Abbott was interviewed by Doug Pollard on Melbourne GLBTI radio station JOY94.9 this morning.
“If [anti-discrimination] law is there, I would be very happy to look at it,” he said.

“I guess we would want to scrutinise it to ensure it didn’t have any unintended consequences, we’d want to be sure that it would in practice work out for the best, because so many well-intentioned laws can have obnoxious consequences.

“Having done all of that, I could see no reason why we couldn’t support it.”

Abbott later said, “In principle I would support it.”

Abbott was also pressed on comments he made in a recent 60 Minutes interview that he felt “threatened” by the homosexuality. He said it was a “poor choice of words.”

“In a television interview, you sometimes come out with things that if you were considering your words more carefully, you wouldn’t say,” he said.

“Don’t forget, I’m a 52-year-old bloke from a traditional background. I’ve had orthodox Catholic teachings in my youth, and it takes time… to come to a more balanced and nuanced understanding of these things.

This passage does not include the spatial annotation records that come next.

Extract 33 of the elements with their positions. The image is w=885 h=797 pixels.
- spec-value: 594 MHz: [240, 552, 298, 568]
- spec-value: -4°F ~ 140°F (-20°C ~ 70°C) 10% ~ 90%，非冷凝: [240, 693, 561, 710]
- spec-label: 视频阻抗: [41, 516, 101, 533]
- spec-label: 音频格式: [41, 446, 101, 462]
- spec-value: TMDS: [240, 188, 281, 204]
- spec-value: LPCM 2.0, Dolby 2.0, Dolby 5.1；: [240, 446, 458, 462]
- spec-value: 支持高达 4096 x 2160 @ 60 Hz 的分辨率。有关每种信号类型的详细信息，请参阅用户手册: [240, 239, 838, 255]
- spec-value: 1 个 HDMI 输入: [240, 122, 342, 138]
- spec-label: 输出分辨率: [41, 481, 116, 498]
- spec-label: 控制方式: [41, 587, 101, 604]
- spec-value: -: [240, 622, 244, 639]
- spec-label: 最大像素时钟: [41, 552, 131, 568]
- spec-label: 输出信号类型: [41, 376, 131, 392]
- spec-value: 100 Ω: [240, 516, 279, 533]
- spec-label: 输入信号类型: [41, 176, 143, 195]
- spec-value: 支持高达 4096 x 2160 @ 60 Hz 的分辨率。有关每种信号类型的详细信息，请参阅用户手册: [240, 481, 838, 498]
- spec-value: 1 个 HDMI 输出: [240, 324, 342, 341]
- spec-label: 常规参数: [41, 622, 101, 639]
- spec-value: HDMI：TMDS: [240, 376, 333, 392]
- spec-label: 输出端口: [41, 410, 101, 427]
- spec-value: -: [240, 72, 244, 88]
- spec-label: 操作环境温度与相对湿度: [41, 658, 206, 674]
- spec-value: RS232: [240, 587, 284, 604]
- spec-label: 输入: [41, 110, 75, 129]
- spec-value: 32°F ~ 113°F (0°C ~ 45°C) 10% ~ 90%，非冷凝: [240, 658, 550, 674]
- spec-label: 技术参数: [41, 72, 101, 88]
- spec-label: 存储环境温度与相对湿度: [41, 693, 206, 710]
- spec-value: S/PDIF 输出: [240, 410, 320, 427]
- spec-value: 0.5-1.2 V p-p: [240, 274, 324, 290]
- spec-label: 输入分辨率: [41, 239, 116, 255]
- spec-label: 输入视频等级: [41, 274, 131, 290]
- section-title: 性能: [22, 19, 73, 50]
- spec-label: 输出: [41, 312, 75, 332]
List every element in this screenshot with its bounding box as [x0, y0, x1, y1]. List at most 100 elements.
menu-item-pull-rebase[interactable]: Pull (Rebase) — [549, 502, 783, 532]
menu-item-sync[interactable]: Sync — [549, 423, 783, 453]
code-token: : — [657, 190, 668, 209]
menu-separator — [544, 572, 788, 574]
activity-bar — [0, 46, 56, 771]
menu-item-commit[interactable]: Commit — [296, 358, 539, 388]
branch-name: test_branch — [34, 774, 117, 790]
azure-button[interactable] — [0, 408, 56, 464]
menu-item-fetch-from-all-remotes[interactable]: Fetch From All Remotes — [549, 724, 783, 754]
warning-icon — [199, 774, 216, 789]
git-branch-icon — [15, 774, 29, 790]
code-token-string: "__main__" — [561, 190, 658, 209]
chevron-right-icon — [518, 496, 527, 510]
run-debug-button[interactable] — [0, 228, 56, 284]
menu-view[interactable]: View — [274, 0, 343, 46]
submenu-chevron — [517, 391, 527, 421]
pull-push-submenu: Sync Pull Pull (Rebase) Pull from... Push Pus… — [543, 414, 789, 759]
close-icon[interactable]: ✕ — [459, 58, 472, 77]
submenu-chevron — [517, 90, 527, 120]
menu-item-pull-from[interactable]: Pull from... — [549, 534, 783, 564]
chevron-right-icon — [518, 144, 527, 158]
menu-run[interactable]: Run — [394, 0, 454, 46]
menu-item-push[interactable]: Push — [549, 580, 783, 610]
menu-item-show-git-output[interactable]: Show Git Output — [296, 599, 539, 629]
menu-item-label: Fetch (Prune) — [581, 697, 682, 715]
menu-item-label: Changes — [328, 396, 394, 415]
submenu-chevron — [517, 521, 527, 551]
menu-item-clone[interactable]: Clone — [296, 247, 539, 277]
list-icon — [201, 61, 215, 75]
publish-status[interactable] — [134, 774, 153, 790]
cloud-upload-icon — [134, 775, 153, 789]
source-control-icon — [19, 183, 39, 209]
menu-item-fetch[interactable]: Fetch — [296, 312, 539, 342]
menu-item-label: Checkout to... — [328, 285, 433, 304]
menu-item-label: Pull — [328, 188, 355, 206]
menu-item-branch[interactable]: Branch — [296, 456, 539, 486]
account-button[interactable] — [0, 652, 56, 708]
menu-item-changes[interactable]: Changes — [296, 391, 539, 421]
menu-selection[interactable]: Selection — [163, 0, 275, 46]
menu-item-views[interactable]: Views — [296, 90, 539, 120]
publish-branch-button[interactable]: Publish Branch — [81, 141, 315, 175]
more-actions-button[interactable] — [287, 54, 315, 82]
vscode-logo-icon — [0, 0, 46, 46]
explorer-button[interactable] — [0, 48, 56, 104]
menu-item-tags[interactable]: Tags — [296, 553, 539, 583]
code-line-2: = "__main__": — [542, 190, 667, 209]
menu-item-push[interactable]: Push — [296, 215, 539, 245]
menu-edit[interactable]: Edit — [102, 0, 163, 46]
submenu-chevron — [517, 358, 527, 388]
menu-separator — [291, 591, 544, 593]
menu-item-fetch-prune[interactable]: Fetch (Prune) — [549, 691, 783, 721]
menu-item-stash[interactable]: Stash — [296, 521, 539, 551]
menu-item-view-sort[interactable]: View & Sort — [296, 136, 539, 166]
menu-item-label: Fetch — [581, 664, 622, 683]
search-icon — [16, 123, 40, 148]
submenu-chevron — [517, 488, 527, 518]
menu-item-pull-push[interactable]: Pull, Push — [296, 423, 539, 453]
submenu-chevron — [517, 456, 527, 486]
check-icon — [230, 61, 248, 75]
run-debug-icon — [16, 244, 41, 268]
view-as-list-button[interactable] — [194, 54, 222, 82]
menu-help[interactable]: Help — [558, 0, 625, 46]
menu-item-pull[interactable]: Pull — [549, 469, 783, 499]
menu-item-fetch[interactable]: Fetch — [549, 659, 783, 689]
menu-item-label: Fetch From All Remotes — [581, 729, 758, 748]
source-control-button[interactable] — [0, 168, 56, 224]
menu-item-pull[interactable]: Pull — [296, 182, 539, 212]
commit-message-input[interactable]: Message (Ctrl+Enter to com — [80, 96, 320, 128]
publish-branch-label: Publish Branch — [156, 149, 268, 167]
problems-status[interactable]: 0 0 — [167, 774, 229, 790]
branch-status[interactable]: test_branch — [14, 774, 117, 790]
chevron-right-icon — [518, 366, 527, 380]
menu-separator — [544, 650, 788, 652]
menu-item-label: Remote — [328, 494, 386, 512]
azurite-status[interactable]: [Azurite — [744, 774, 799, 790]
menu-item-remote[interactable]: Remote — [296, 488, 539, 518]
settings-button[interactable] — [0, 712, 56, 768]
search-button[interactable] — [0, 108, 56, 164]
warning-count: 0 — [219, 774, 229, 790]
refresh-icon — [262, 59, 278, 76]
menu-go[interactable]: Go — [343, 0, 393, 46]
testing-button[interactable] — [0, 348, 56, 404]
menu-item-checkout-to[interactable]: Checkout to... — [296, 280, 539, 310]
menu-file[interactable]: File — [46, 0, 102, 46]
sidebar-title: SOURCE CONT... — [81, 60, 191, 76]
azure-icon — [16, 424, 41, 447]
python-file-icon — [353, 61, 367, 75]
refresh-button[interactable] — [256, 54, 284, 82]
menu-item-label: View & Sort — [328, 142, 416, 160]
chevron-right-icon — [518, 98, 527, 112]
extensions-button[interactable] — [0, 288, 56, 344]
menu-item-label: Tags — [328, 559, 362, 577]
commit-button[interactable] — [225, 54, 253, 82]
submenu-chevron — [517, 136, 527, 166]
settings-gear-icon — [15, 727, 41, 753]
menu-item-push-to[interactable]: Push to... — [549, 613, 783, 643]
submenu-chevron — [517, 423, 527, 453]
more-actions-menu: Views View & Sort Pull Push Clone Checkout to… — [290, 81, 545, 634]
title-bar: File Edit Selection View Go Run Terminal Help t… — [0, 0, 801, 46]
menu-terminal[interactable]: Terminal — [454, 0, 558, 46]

“I have a number of gay people who are very close to me, and without wanting to pretend that I am perfect, and that I will never again be guilty of sensitivity crimes, I do think that I am pretty good at taking people as I find them.”

In the interview, Abbott indicated he was still opposed to gay marriage and adoption rights for same-sex couples, however said he would support a national relationship recognition scheme.